President Cyril Ramaphosa has announced a “nationwide lockdown” as of 26 March for 21 days. In his words:
“Our analysis of the progress of the epidemic informs us that we need to urgently and dramatically escalate our response. The next few days are crucial. Without decisive action, the number of people infected will rapidly increase from a few 100 to tens of thousands and within a few weeks to hundreds of thousands.
“This is extremely dangerous for a population like ours, which has a large number of people with suppressed immunity because of HIV and TB, and high levels of poverty and malnutrition. We have learned a great deal from the experience of other countries. Those countries that have acted swiftly and dramatically have been far more effective in controlling the spread of the disease.”
The full speech can be viewed below:
For highlights relevant to travel:
As a consequence, the National Coronavirus Command Council has decided to enforce a nationwide lockdown for 21 days with effect from midnight on Thursday the 26th of March.
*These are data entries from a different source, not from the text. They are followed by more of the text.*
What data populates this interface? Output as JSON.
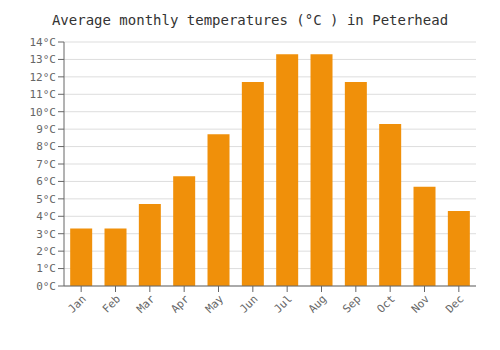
{
  "chart_data": {
    "type": "bar",
    "title": "Average monthly temperatures (°C ) in Peterhead",
    "categories": [
      "Jan",
      "Feb",
      "Mar",
      "Apr",
      "May",
      "Jun",
      "Jul",
      "Aug",
      "Sep",
      "Oct",
      "Nov",
      "Dec"
    ],
    "values": [
      3.3,
      3.3,
      4.7,
      6.3,
      8.7,
      11.7,
      13.3,
      13.3,
      11.7,
      9.3,
      5.7,
      4.3
    ],
    "color": "#F0900A",
    "ylim": [
      0,
      14
    ],
    "yticks": [
      {
        "value": 0,
        "label": "0°C"
      },
      {
        "value": 1,
        "label": "1°C"
      },
      {
        "value": 2,
        "label": "2°C"
      },
      {
        "value": 3,
        "label": "3°C"
      },
      {
        "value": 4,
        "label": "4°C"
      },
      {
        "value": 5,
        "label": "5°C"
      },
      {
        "value": 6,
        "label": "6°C"
      },
      {
        "value": 7,
        "label": "7°C"
      },
      {
        "value": 8,
        "label": "8°C"
      },
      {
        "value": 9,
        "label": "9°C"
      },
      {
        "value": 10,
        "label": "10°C"
      },
      {
        "value": 11,
        "label": "11°C"
      },
      {
        "value": 12,
        "label": "12°C"
      },
      {
        "value": 13,
        "label": "13°C"
      },
      {
        "value": 14,
        "label": "14°C"
      }
    ],
    "grid": true
  }
}
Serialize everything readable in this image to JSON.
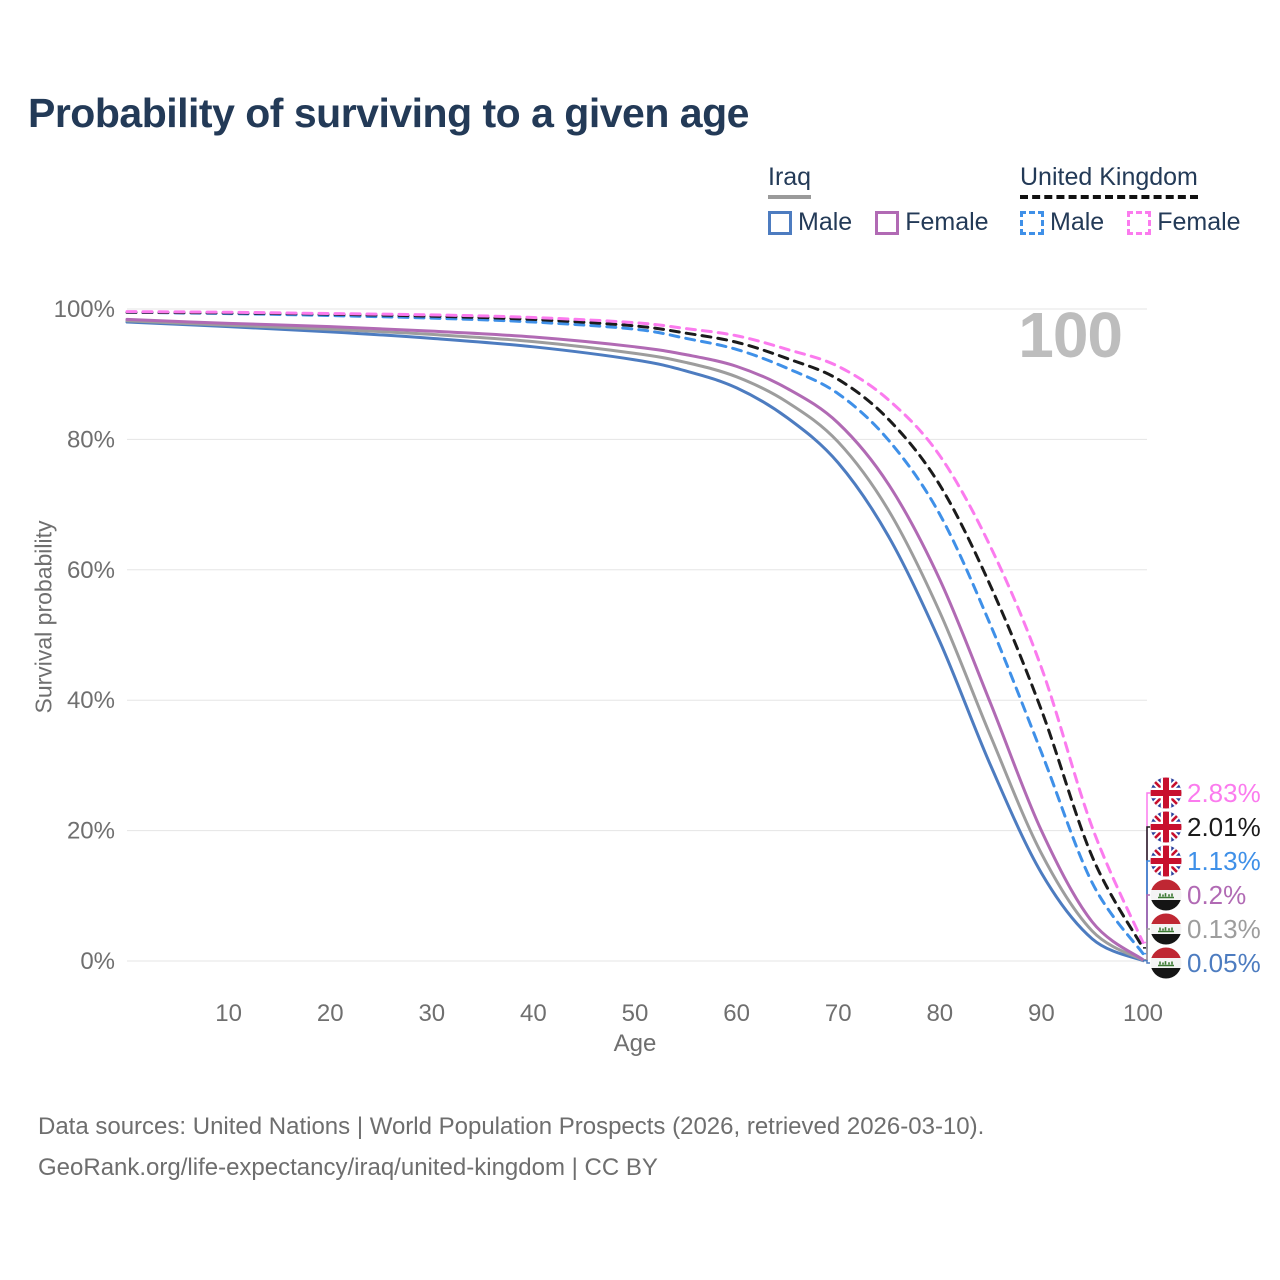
{
  "title": "Probability of surviving to a given age",
  "age_indicator": "100",
  "legend": {
    "groups": [
      {
        "country": "Iraq",
        "underline_style": "solid",
        "underline_color": "#9a9a9a",
        "items": [
          {
            "label": "Male",
            "color": "#4d7cc0",
            "dashed": false
          },
          {
            "label": "Female",
            "color": "#b16ab4",
            "dashed": false
          }
        ]
      },
      {
        "country": "United Kingdom",
        "underline_style": "dashed",
        "underline_color": "#111111",
        "items": [
          {
            "label": "Male",
            "color": "#3f90e8",
            "dashed": true
          },
          {
            "label": "Female",
            "color": "#fb7bee",
            "dashed": true
          }
        ]
      }
    ]
  },
  "chart_data": {
    "type": "line",
    "title": "Probability of surviving to a given age",
    "xlabel": "Age",
    "ylabel": "Survival probability",
    "xlim": [
      0,
      100
    ],
    "ylim": [
      0,
      100
    ],
    "grid": true,
    "legend_position": "top-right",
    "x_ticks": [
      "10",
      "20",
      "30",
      "40",
      "50",
      "60",
      "70",
      "80",
      "90",
      "100"
    ],
    "x_tick_values": [
      10,
      20,
      30,
      40,
      50,
      60,
      70,
      80,
      90,
      100
    ],
    "y_ticks": [
      "0%",
      "20%",
      "40%",
      "60%",
      "80%",
      "100%"
    ],
    "y_tick_values": [
      0,
      20,
      40,
      60,
      80,
      100
    ],
    "x": [
      0,
      10,
      20,
      30,
      40,
      50,
      55,
      60,
      65,
      70,
      75,
      80,
      85,
      90,
      95,
      100
    ],
    "series": [
      {
        "key": "uk_female",
        "name": "United Kingdom – Female",
        "color": "#fb7bee",
        "dashed": true,
        "values": [
          99.6,
          99.5,
          99.3,
          99.1,
          98.7,
          97.9,
          97.0,
          95.9,
          93.8,
          91.2,
          86.0,
          77.5,
          63.5,
          45.0,
          20.5,
          2.83
        ]
      },
      {
        "key": "uk_both",
        "name": "United Kingdom – Both sexes",
        "color": "#1b1b1b",
        "dashed": true,
        "values": [
          99.5,
          99.4,
          99.2,
          98.9,
          98.4,
          97.4,
          96.3,
          94.9,
          92.4,
          89.2,
          83.0,
          73.0,
          57.5,
          38.5,
          16.0,
          2.01
        ]
      },
      {
        "key": "uk_male",
        "name": "United Kingdom – Male",
        "color": "#3f90e8",
        "dashed": true,
        "values": [
          99.5,
          99.3,
          99.0,
          98.6,
          98.0,
          96.9,
          95.5,
          93.8,
          90.9,
          87.0,
          79.8,
          68.5,
          51.5,
          32.0,
          12.0,
          1.13
        ]
      },
      {
        "key": "iraq_female",
        "name": "Iraq – Female",
        "color": "#b16ab4",
        "dashed": false,
        "values": [
          98.4,
          97.8,
          97.3,
          96.6,
          95.7,
          94.2,
          93.0,
          91.2,
          87.8,
          82.5,
          73.0,
          58.5,
          39.5,
          20.0,
          6.0,
          0.2
        ]
      },
      {
        "key": "iraq_both",
        "name": "Iraq – Both sexes",
        "color": "#9d9d9d",
        "dashed": false,
        "values": [
          98.2,
          97.5,
          96.9,
          96.1,
          95.0,
          93.2,
          91.8,
          89.6,
          85.7,
          79.6,
          69.0,
          53.5,
          34.5,
          16.5,
          4.6,
          0.13
        ]
      },
      {
        "key": "iraq_male",
        "name": "Iraq – Male",
        "color": "#4d7cc0",
        "dashed": false,
        "values": [
          98.0,
          97.3,
          96.5,
          95.5,
          94.2,
          92.2,
          90.5,
          87.9,
          83.3,
          76.4,
          65.0,
          49.0,
          30.0,
          13.5,
          3.4,
          0.05
        ]
      }
    ],
    "end_labels": [
      {
        "series": "uk_female",
        "flag": "uk",
        "value": "2.83%",
        "value_num": 2.83,
        "color": "#fb7bee"
      },
      {
        "series": "uk_both",
        "flag": "uk",
        "value": "2.01%",
        "value_num": 2.01,
        "color": "#1b1b1b"
      },
      {
        "series": "uk_male",
        "flag": "uk",
        "value": "1.13%",
        "value_num": 1.13,
        "color": "#3f90e8"
      },
      {
        "series": "iraq_female",
        "flag": "iraq",
        "value": "0.2%",
        "value_num": 0.2,
        "color": "#b16ab4"
      },
      {
        "series": "iraq_both",
        "flag": "iraq",
        "value": "0.13%",
        "value_num": 0.13,
        "color": "#9d9d9d"
      },
      {
        "series": "iraq_male",
        "flag": "iraq",
        "value": "0.05%",
        "value_num": 0.05,
        "color": "#4d7cc0"
      }
    ]
  },
  "footer": {
    "line1": "Data sources: United Nations | World Population Prospects (2026, retrieved 2026-03-10).",
    "line2": "GeoRank.org/life-expectancy/iraq/united-kingdom | CC BY"
  }
}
The nationwide lockdown will be enacted in terms of the Disaster Management Act and will entail the following:
- From midnight on Thursday 26th March until midnight Thursday the 16th of April:
- All South Africans will have to stay at home
- Individuals will not be allowed to leave their homes except under strictly controlled circumstances, such as to seek medical care, buy food, medicine and other supplies or collect a social grant
- All shops and businesses will be closed except for pharmacies, laboratories, banks, essential financial payment services, supermarkets, petrol stations and health care providers
A number of additional measures will be implemented with immediate effect to strengthen prevention measures:
- Some of these measures are that South African citizens and residents arriving from high-risk countries will automatically be placed under quarantine for 14 days
- Non-South Africans arriving on flights from high-risk countries we prohibited a week ago will be turned back
- International flights to Lanseria airport will temporarily be suspended
- International travellers who arrived in South Africa after 9th March 2020 from high-risk countries will be confined to their hotels until they have completed a 14-day period of quarantine
The President announced a set of interventions aimed to help the economy. One of the interventions includes a Solidarity Fund to which South African businesses, organisations and individuals can contribute.
Government is providing seed capital of R150 million and the private sector has already pledged to support this fund with financial contributions in the coming period. The Rupert and Oppenheimer families have also pledged R1 billion each to assist small businesses and their employees affected by the coronavirus pandemic.
Secondly, the government has vowed to support people whose livelihoods will be affected through a temporary employee relief scheme. In the event that it becomes necessary, the government will utilise the reserves within the UIF system to extend support to those workers in SMEs and other vulnerable firms who are faced with loss of income and whose companies are unable to provide support. Details of these will be made available within the next few days.
Thirdly, the government will assist businesses that may be in distress through tax subsidies. The Department of Small Business Development has made over R500 million available immediately to assist small and medium enterprises that are in distress through a simplified application process. (Website live from midnight on 23 March)
Furthermore, the Department of Tourism has made an additional R200 million available to assist SMEs in the tourism and hospitality sector who are under particular stress due to the new travel restrictions.